Fitri: Tak Ada Kerugian Negara, Sang Suami Bungkam
MATTANEWS.CO, PALEMBANG – Kejari Palembang Resmi tetapkan Fitrianti Aguntida dan sang Suami Dedi Siprianto sebagai tersangka, yang terjerat dalam perkara dugaan korupsi Pengelolaan Biaya Pengganti Darah pada Palang Merah Indonesia (PMI) Kota Palembang, periode tahun 2020-2023, Selasa (8/4/2025).
Dalam keterangan resminya, Kepala Kejaksaan Negeri (Kajari) Palembang Hutamrin, didampingi oleh Ario Gopar selaku KasiPidsus Kejari Palembang menyampaikan, bahwa penetapan kedua tersangka karena pihak Kejaksaan telah memiliki bukti yang cukup.
“Kami resmi menetapkan dua orang tersangka dengan inisial FA dan DS, keduanya resmi ditetapkan sebagai tersangka, terjerat dalam perkara dugaan korupsi Pengelolaan Biaya Pengganti Darah pada Palang Merah Indonesia (PMI) Kota Palembang, periode tahun 2020-2023,” terang Hutamrin.
Hutamrin menjelaskan, bahwa Kedua tersangka akan dilakukan penahanan untuk 20 hari kedepan, FA akan dilakukan penahanan di Lembaga Pemasyarakatan (Lapas) kelas 1 A Perempuan Merdeka kota Palembang, sementara itu untuk tersangka DS akan dilakukan penahanan di Rumah Tahanan (Rutan) kelas 1 A Pakjo Palembang.

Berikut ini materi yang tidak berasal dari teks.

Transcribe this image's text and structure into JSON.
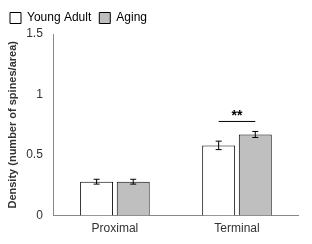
{
  "chart_data": {
    "type": "bar",
    "categories": [
      "Proximal",
      "Terminal"
    ],
    "series": [
      {
        "name": "Young Adult",
        "color": "#ffffff",
        "values": [
          0.28,
          0.58
        ],
        "errors": [
          0.02,
          0.035
        ]
      },
      {
        "name": "Aging",
        "color": "#bfbfbf",
        "values": [
          0.28,
          0.67
        ],
        "errors": [
          0.02,
          0.025
        ]
      }
    ],
    "y_label": "Density (number of spines/area)",
    "ylim": [
      0,
      1.5
    ],
    "yticks": [
      0,
      0.5,
      1,
      1.5
    ],
    "grid": false,
    "legend": "top-left",
    "annotations": [
      {
        "text": "**",
        "category": "Terminal"
      }
    ]
  }
}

“Salah satu bukti ditapkannya tersangka DS terkait pembelian 1 unit mobil,” urainya.
Sementara itu saat diwawancarai, Fitrianti Agustinda dengan menggunakan Rompi Pink khas Kejaksaan mengatakan, tidak ada dana hibah di PMI.
“Dalam perkara ini tidak ada kerugian negara,” ungkap mantan Wawako Palembang.
Sementara sang suami Dedi Siprianto, diam seribu bahasa tidak mengeluarkan sepatah kata pun.
Bedasarkan penelusuran Wartawan MATTANEWS.CO beberapa waktu lalu, ke Dealer Mobil Toyota, pihak Auto 2000 cabang Veteran kota Palembang yang enggan disebutkan identitasnya mengatakan, membenarkan diperiksa oleh pihak Kejari Palembang, pemeriksaan tersebut berkaitan dengan pembelian satu Unit mobil Hilux Doble Cabin.
“Penyidik mempertanyakan terkait pembelian satu unit mobil Hilux Doble Cabin oleh suami ibu Fitianti Agustinda (Dedi Sipriyanto) pada tahun 2022 yang lalu,” urainya, Jum’at 28 Februari 2025 lalu.
Pihak Auto 2000 juga menegaskan, bahwa pihaknya membenarkan telah melayani pembelian satu unit mobil Hilux Doble Cabin pada tahun 2022 yang lalu, oleh Dedi Sipriyanto.
“Mobil tersebut dibeli secara Cast dengan harga saat itu berkisar Rp 500 juta, dan STNK atas nama Dedi Sipriyanto, kami tidak tahu, kami hanya melayani saja ketika ada konsumen yang ingin membeli mobil kepada kami, terkait uang yang digunakan berasal dari mana, kami tidak mengerti,” terangnya.